I have been running my GoPiGo3 for 45 hours over the prior 12 days, and just today saw my first
5v throttling event.
********* CARL Basic STATUS *****
2018-09-07 10:44:46 up 25 min, 2 users, load average: 0.02, 0.07, 0.13
Battery Voltage: 9.21
5v Supply: 5.05
Estimated Life Remaining: 4 h 18 m
Processor Temp: 49.4'C
Clock Frequency: 1.20 GHz
throttled=0x50000
Distance Sensor: 3.9 inches
I traced it to some executions of my center.py routine which centers both tilt and pan SG90 mini-servos. There is a possible overlap in the durations of re-positioning the servos, which apparently can cause the 5v supply to sag below the processor “low voltage” threshold.
Rotation spec on the SG90 mini-servo is 0.12s / 60 degrees, so I’m trying 0.2s delay.
With this delay, and both servos rotated 90 degrees from center, the rotation of the first servo has started, but not completed by the time the second servo is commanded to center. I am not seeing another 5v throttle event. Perhaps two “startup” current draws is too much, but one running and one starting is acceptable.
When the GoPiGo3 powers up the “inrush” causes the tilt and pan servos to jump left and down.
Due to the 0.5oz tilt servo, head, and distance sensor out at a 1.5" moment arm from the pan servo shaft, the pan servo probably calls on most if not all of the 50oz-inches of max torque (stall force) to start panning when asked to “center”.
Nearly simultaneous, the program was asking the tilt servo to center, which meant accelerating that same servo, head, and distance sensor upward with a 0.5 inch moment-arm. Although this arm is less, overcoming inertia to accelerate to reach the specified 60 degrees per 0.1 sec rotation seems to draw enough additional current for a very short period of time that the GoPiGo3 5v supply sagged below the 4.7v low-voltage detector of the RPi.
When I put a 0.2s delay before starting the second servo moving to center, the problem went away.
No.
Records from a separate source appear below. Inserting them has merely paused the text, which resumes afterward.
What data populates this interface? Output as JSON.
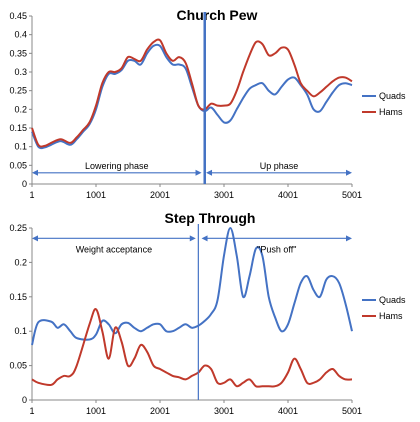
{
  "chart_data": [
    {
      "type": "line",
      "title": "Church Pew",
      "x_ticks": [
        1,
        1001,
        2001,
        3001,
        4001,
        5001
      ],
      "xlim": [
        1,
        5001
      ],
      "y_ticks": [
        "0",
        "0.05",
        "0.1",
        "0.15",
        "0.2",
        "0.25",
        "0.3",
        "0.35",
        "0.4",
        "0.45"
      ],
      "ylim": [
        0,
        0.45
      ],
      "legend_position": "right",
      "colors": {
        "Quads": "#4472C4",
        "Hams": "#C0392B",
        "annotation": "#4472C4"
      },
      "series": [
        {
          "name": "Quads",
          "x": [
            1,
            100,
            200,
            300,
            450,
            600,
            700,
            800,
            900,
            1001,
            1100,
            1200,
            1300,
            1400,
            1500,
            1600,
            1700,
            1800,
            1900,
            2001,
            2100,
            2200,
            2300,
            2400,
            2500,
            2600,
            2700,
            2800,
            2900,
            3001,
            3100,
            3200,
            3300,
            3400,
            3500,
            3600,
            3700,
            3800,
            3900,
            4001,
            4100,
            4200,
            4300,
            4400,
            4500,
            4600,
            4700,
            4800,
            4900,
            5001
          ],
          "values": [
            0.14,
            0.1,
            0.098,
            0.105,
            0.115,
            0.105,
            0.12,
            0.14,
            0.16,
            0.2,
            0.26,
            0.295,
            0.295,
            0.305,
            0.33,
            0.33,
            0.32,
            0.35,
            0.37,
            0.37,
            0.34,
            0.32,
            0.32,
            0.31,
            0.26,
            0.21,
            0.195,
            0.205,
            0.185,
            0.165,
            0.17,
            0.2,
            0.23,
            0.255,
            0.265,
            0.27,
            0.25,
            0.24,
            0.26,
            0.28,
            0.285,
            0.265,
            0.24,
            0.2,
            0.195,
            0.22,
            0.245,
            0.265,
            0.27,
            0.265
          ]
        },
        {
          "name": "Hams",
          "x": [
            1,
            100,
            200,
            300,
            450,
            600,
            700,
            800,
            900,
            1001,
            1100,
            1200,
            1300,
            1400,
            1500,
            1600,
            1700,
            1800,
            1900,
            2001,
            2100,
            2200,
            2300,
            2400,
            2500,
            2600,
            2700,
            2800,
            2900,
            3001,
            3100,
            3200,
            3300,
            3400,
            3500,
            3600,
            3700,
            3800,
            3900,
            4001,
            4100,
            4200,
            4300,
            4400,
            4500,
            4600,
            4700,
            4800,
            4900,
            5001
          ],
          "values": [
            0.15,
            0.105,
            0.102,
            0.11,
            0.12,
            0.11,
            0.125,
            0.145,
            0.165,
            0.21,
            0.27,
            0.3,
            0.3,
            0.31,
            0.34,
            0.335,
            0.33,
            0.36,
            0.38,
            0.385,
            0.35,
            0.33,
            0.34,
            0.325,
            0.27,
            0.21,
            0.2,
            0.215,
            0.21,
            0.21,
            0.215,
            0.25,
            0.3,
            0.345,
            0.38,
            0.375,
            0.345,
            0.35,
            0.365,
            0.36,
            0.32,
            0.27,
            0.25,
            0.235,
            0.245,
            0.26,
            0.275,
            0.285,
            0.285,
            0.275
          ]
        }
      ],
      "divider_x": 2700,
      "annotations": [
        {
          "text": "Lowering phase",
          "from": 1,
          "to": 2650,
          "y": 0.03
        },
        {
          "text": "Up phase",
          "from": 2720,
          "to": 5001,
          "y": 0.03
        }
      ]
    },
    {
      "type": "line",
      "title": "Step Through",
      "x_ticks": [
        1,
        1001,
        2001,
        3001,
        4001,
        5001
      ],
      "xlim": [
        1,
        5001
      ],
      "y_ticks": [
        "0",
        "0.05",
        "0.1",
        "0.15",
        "0.2",
        "0.25"
      ],
      "ylim": [
        0,
        0.25
      ],
      "legend_position": "right",
      "colors": {
        "Quads": "#4472C4",
        "Hams": "#C0392B",
        "annotation": "#4472C4"
      },
      "series": [
        {
          "name": "Quads",
          "x": [
            1,
            100,
            300,
            400,
            500,
            600,
            700,
            900,
            1001,
            1100,
            1200,
            1300,
            1400,
            1500,
            1600,
            1700,
            1800,
            1900,
            2001,
            2100,
            2200,
            2300,
            2400,
            2500,
            2600,
            2700,
            2800,
            2900,
            3001,
            3100,
            3200,
            3300,
            3400,
            3500,
            3600,
            3700,
            3800,
            3900,
            4001,
            4100,
            4200,
            4300,
            4400,
            4500,
            4600,
            4700,
            4800,
            4900,
            5001
          ],
          "values": [
            0.08,
            0.113,
            0.114,
            0.105,
            0.11,
            0.1,
            0.09,
            0.088,
            0.095,
            0.115,
            0.11,
            0.097,
            0.11,
            0.112,
            0.105,
            0.1,
            0.105,
            0.11,
            0.11,
            0.1,
            0.1,
            0.105,
            0.11,
            0.105,
            0.108,
            0.115,
            0.125,
            0.145,
            0.21,
            0.25,
            0.21,
            0.15,
            0.18,
            0.22,
            0.21,
            0.15,
            0.12,
            0.1,
            0.11,
            0.14,
            0.17,
            0.18,
            0.16,
            0.15,
            0.175,
            0.18,
            0.17,
            0.14,
            0.1
          ]
        },
        {
          "name": "Hams",
          "x": [
            1,
            100,
            300,
            400,
            500,
            600,
            700,
            900,
            1001,
            1100,
            1200,
            1300,
            1400,
            1500,
            1600,
            1700,
            1800,
            1900,
            2001,
            2100,
            2200,
            2300,
            2400,
            2500,
            2600,
            2700,
            2800,
            2900,
            3001,
            3100,
            3200,
            3300,
            3400,
            3500,
            3600,
            3700,
            3800,
            3900,
            4001,
            4100,
            4200,
            4300,
            4400,
            4500,
            4600,
            4700,
            4800,
            4900,
            5001
          ],
          "values": [
            0.03,
            0.025,
            0.022,
            0.03,
            0.035,
            0.035,
            0.05,
            0.11,
            0.132,
            0.1,
            0.06,
            0.105,
            0.085,
            0.05,
            0.06,
            0.08,
            0.07,
            0.05,
            0.045,
            0.04,
            0.035,
            0.033,
            0.03,
            0.035,
            0.04,
            0.05,
            0.045,
            0.025,
            0.025,
            0.03,
            0.02,
            0.025,
            0.03,
            0.02,
            0.02,
            0.02,
            0.02,
            0.025,
            0.04,
            0.06,
            0.045,
            0.025,
            0.025,
            0.03,
            0.04,
            0.045,
            0.035,
            0.03,
            0.03
          ]
        }
      ],
      "divider_x": 2600,
      "annotations": [
        {
          "text": "Weight acceptance",
          "from": 1,
          "to": 2560,
          "y": 0.235
        },
        {
          "text": "\"Push off\"",
          "from": 2650,
          "to": 5001,
          "y": 0.235
        }
      ]
    }
  ]
}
I am using 8 individual NiMH AA cells which seem to yield a little over 2100mAh to the voltage cliff. (Six of my cells that test out a little above 2200mAh and two cells that test around 2000mAh. )
(Each cell was tested individually in a BC-3000 Universal Intelligent Charger at 500mA charge rate with negative-deltaV peak charge detection, timed 500mA discharge to 0.9v, then charged again to full.)
Before this particular run, I did not recharge the pack. I had used an hour of charge the night before and Carl was estimating 4-1/2 hours remained (9.6v at power up).
In practice, I don’t let the cells fall below 20% remaining charge, which is at 8.5v or 1.0625v/cell. This minimizes weak cell reversals and gives about five years of drain-charge cycles.
Well, I haven’t had that happen on mine though - that’s when I’m using 2 servos at the same time. I’ve had that happen when I wasn’t using our battery, but a portable one I had around.
Anyway, @Matt, can you take a look at this? What do you think? What specs does our battery have?